Karanbir Singh wrote:
I personally think that cloning is for people who dont know what they are doing.
Of course - that's a feature, though, not a bug. You want the people who bolt the machines in the racks to be able to do it - and you don't want it to dictate to you what OS they can install.
Bare metal install and provision into a role with even a moderately usable app deployment strategy, cap'd with a monitoring system that actually know what it needs to do - will easily be more friendly than any form of cloning.
OK, just as soon as one exists that works across platforms for people who don't know what they are doing.
I'm not sure I agree with that. I really do want to know about platform/state history even if I can't roll it back.

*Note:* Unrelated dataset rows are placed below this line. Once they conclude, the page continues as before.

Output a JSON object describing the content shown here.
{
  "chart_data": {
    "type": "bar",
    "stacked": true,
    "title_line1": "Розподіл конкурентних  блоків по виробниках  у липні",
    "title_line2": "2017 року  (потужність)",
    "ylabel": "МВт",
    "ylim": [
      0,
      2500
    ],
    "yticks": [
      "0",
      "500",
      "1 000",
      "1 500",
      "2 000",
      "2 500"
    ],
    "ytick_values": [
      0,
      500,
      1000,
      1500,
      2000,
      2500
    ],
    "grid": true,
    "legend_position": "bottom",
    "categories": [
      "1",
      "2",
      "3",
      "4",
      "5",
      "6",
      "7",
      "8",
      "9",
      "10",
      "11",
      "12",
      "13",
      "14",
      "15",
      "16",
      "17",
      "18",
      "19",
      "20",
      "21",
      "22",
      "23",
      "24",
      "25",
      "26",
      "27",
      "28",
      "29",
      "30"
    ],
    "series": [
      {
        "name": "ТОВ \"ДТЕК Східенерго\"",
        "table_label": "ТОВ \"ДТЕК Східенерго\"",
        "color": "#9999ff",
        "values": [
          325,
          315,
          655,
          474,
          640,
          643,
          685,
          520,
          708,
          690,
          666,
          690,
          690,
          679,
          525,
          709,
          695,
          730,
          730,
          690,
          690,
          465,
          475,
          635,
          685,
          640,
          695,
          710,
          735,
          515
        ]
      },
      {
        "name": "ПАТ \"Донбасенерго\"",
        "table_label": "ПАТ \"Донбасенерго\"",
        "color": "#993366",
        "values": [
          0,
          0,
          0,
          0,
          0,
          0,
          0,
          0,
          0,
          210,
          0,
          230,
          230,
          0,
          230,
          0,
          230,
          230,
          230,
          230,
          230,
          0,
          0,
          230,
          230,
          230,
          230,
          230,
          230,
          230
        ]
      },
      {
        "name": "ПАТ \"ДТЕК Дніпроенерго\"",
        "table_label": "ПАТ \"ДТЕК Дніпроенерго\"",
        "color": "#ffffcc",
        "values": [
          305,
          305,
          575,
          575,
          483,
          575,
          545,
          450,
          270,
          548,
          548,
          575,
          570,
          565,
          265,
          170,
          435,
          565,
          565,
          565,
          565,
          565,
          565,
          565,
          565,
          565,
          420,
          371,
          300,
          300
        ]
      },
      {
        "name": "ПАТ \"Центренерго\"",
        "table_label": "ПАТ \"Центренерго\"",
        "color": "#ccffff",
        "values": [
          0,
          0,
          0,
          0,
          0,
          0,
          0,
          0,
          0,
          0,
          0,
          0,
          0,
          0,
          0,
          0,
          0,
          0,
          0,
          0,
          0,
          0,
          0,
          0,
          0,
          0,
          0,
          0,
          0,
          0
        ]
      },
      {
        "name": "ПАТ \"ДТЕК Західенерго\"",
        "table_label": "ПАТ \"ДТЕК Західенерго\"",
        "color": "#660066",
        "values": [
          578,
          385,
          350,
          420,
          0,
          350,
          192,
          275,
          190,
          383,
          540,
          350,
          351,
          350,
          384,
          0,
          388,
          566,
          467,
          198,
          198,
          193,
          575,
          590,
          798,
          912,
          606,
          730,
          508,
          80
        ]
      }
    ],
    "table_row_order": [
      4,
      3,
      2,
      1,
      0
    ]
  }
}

well, most people replace or upgrade the platform ( hardware ) when things break, so rolling back is sort of academic in this sense. You are much better off storing platform inventory in something like ocs / glpi / spacewalk ( or even doing things like getting sosreport to give you the right foo, checking that into a local vcs - so you can 'track' a system's evolution )
A pre-configured ocs agent is part of our base images, so I have that as soon as the network is set up, but I'd like more detail.
For example, if someone changes the duplex setting on a NIC to match a switch I'd like to have the change recorded - and a way to look at how that machine is different from both the way it was at some other time and from other similar machines.
how do you mean 'changes' ?
I'd like to have the whole /etc tree handled more or less like rancid does for cisco configs - that is, toss the whole thing into cvs/subversion, etc., but with similar machines handled as branches to compress the space and give you an easy way to see diffs. And, of course, something similar for the windows registry.
I highly recommend there be no way for people to get onto the machine unless in an emergency.
It is always an emergency except for things like content on the web servers (which mostly gets there via rsync over ssh with underlying versioning).
Also, we almost never roll out a change across all machines in a group at the same time but instead closely schedule individual machines or small sets.
puppet, atleast, makes this sort of a thing trivial - since you can setup environments, and then nominate machines to join different environments on demand. It also make it possible for one to have code-like release and deployment cycles.
You could potentially even have various test and/or wrap some of the policy in tests with rollback capabilities ( I tend to do that for my ssh and puppet configs - configs for puppet itself that is ).
Just dreaming here, but I think this stuff really belongs in something like Hudson with a drools plugin where you could automate all the way up from the source code through testing and deployment. That would start out with something that already has a cross platform scheduling/execution capability and knows more nuts and bolts about programming and platform differences than most admin-only tools.